Thursday, January 12, 2023

 January 11, 2023 a thought for today, Tomorrow is often the busiest time of the year. Spanish Proverb

My first upload for yesterday was “red barns”. In my travels to and from Mt. Sterling I pass a lot of farm land and a lot fo barns some very old, some in decay and some not so old. I have several pictures of these barns. This one with the Mail Pouch ad catches my eye on ever trip. So I decided to share it here.

I am still battling a head cold. I am among the lucky, I think, that I don’t often experience a common head cold. But this one is giving me the whole bag of symptoms, runny nose, phlegmy cough, stuffiness in the head and weepy eyes. I have taken my temperature and even done the COVID test. It seems it’s just the old fashioned cold. It seems to force me to be slower in all my activities and for someone like me that’s a drag....it’s like being lazy. Oh....and it causes me not to be able to focus on anything for very  long. 

The second up load for yesterday was “currently reading”. As any of you who have followed this blog know I read ebooks on my ipad now. I am currently reading one of my favorite authors, Ken Follett, Nigh over Water. So I used the camera to shoot a photo of the ipad screen. 

I have the bulletin all ready to print so that’s a plus. And the house has been cleaned so there is no push to get a lot done which is a plus for now. I should just relax and enjoy the experience.

This is one of those days I had a third upload called “seeing spots”. I remembered this one from my archives that seemed to fit the bill for this title. It was taken on a rainy day through the windshield of my car of two ladies loading groceries into the trunk of their car. 

The word for today is belong.  Appreciation is a wonderful thing: It makes what is excellent in others belong to us as well. Voltaire. You forget that the fruits belong to all and that the land belongs to no one. Jean-Jacques Rousseau.  Nature and books belong to the eyes that see them. Ralph Waldo Emerson.  Seldom, very seldom, does complete truth belong to any human disclosure; seldom can it happen that something is not a little disguised, or a little mistaken. Jane Austen. Nothing is more generally known than our duties which belong to Christianity; and yet, how amazing is it, nothing is less practiced? George Whitefield. Tell me with whom you associate, and I will tell you who you are, Johann Wolfgang von Goethe.  Your actions are your only true belongings, Gautama Buddha. There are two things parents should give their children roots and wings. Roots to give them bearing and a sense of belonging, but also wings to help free them from constraints and prejudices and give them other ways to travel (or rather, to fly), Johann Wolfgang von Goethe.  Resolve to treat the things in your possession as belonging to others, Saint Basil.  We ought not to treat living creatures like shoes or household belongings, which when worn with use we throw away, Plutarch. 

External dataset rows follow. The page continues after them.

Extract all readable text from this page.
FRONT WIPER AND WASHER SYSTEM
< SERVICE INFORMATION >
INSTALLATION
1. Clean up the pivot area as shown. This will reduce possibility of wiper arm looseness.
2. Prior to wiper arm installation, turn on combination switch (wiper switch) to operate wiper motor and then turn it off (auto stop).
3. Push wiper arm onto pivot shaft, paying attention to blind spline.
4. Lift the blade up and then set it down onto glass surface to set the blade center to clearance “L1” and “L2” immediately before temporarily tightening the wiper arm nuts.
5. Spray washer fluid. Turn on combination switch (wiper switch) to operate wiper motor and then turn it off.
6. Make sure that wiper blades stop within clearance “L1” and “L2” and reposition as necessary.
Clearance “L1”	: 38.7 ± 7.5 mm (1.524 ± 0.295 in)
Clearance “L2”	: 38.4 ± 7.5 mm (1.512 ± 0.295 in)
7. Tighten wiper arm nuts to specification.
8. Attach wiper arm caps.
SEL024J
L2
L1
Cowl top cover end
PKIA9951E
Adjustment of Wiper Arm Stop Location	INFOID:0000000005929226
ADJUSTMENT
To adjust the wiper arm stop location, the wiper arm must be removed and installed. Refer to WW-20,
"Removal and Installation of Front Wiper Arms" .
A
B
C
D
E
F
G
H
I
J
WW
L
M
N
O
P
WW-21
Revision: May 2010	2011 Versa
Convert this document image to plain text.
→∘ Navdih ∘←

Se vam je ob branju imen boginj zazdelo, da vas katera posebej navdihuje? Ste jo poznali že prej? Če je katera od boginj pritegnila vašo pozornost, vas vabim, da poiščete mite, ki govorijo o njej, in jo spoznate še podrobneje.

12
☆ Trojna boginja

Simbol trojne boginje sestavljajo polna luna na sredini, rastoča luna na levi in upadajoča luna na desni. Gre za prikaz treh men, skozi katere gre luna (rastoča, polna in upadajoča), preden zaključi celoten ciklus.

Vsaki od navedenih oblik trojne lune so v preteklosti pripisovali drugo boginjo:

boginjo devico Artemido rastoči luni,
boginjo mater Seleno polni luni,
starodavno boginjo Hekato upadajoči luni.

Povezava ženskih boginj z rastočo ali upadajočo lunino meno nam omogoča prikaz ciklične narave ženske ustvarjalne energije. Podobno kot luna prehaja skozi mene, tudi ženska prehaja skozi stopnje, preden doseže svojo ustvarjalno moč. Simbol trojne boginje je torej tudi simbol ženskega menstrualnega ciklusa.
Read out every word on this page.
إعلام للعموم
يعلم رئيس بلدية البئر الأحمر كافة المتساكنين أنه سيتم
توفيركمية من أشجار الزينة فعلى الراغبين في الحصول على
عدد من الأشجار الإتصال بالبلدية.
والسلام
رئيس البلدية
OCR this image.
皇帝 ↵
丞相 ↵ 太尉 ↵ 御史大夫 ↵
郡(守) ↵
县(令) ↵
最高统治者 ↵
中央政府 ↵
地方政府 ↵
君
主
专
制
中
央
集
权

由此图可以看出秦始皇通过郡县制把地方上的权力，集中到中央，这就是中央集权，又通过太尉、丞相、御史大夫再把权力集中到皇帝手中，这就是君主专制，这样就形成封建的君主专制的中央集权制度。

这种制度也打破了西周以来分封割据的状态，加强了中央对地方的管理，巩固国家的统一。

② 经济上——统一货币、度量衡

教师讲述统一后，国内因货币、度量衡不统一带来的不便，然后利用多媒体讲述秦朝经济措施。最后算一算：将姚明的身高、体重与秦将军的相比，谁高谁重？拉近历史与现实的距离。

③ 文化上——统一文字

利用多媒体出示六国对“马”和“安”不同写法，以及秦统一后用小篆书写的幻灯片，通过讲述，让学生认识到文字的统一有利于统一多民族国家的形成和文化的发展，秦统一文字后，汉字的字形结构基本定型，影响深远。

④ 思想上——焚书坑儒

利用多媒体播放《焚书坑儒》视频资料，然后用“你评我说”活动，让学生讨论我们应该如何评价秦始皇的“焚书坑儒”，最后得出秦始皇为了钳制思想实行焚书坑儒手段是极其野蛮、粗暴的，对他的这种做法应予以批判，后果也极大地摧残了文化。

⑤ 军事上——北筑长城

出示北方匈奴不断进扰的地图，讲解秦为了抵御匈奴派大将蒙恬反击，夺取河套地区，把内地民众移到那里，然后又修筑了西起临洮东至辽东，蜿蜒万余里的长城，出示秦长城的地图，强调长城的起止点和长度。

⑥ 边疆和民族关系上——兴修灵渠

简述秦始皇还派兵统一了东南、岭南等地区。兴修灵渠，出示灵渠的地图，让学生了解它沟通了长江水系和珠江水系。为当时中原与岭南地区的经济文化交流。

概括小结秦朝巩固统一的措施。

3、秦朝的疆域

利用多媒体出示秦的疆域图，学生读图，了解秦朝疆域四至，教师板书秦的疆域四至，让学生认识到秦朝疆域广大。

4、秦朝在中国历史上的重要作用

The first upload for today is “sun”. It’s difficult to get a direct photo shot of the sun with a normal camera so I decided to share one of my photos of effects of the sun. 

Here’s another bit of history about a Columbus landmark since World War I. In 1918 places for troops and materials were “filled to capacity”. The article explained that though Columbus was “swamp and farmland” there was access to three railroad lines. At that time the US Army Quartermaster Corps bought 281 acres of land here in Columbus to form a “military installation”. It began with six warehouses to receive material to put in storage.  These warehouses were still in use until the 1990s. After the war, World War I, the facility was used to sale stockpiles of material left from war time. When World War II began, more land was purchased for civilian workforce which “the largest and busiest military supply installation in the world”. I learned from the article that in the last eleven months of the war there were 400 German prisoners “held” there. The work there during the war was for the employees to keep supplies moving to support troops all over the world. Later the facility became the Defense Construction Supply Center under what is presently known as the Defense Logistics Agency. In January 1996 the Defense Construction Supply Center” merged with the Defense Electronics Supply Center that had been in Dayton, Ohio. Changes took place over the years. Now it is a Land and Maritime Supply Chain headquarters with “ the Defense Logistics Agency with over 3,000 employees in 51 locations around the world” and “continues to have a profound impact on national defense by supplying the armed forces with $3 billion worth of materiel annually.”

Another upload for today is “B & W”. I used a filter on my original image of a red hibiscus to get this black and white image. 

We are having meat loaf for dinner tonight with mashed potatoes and gravy, rolls and cole slaw.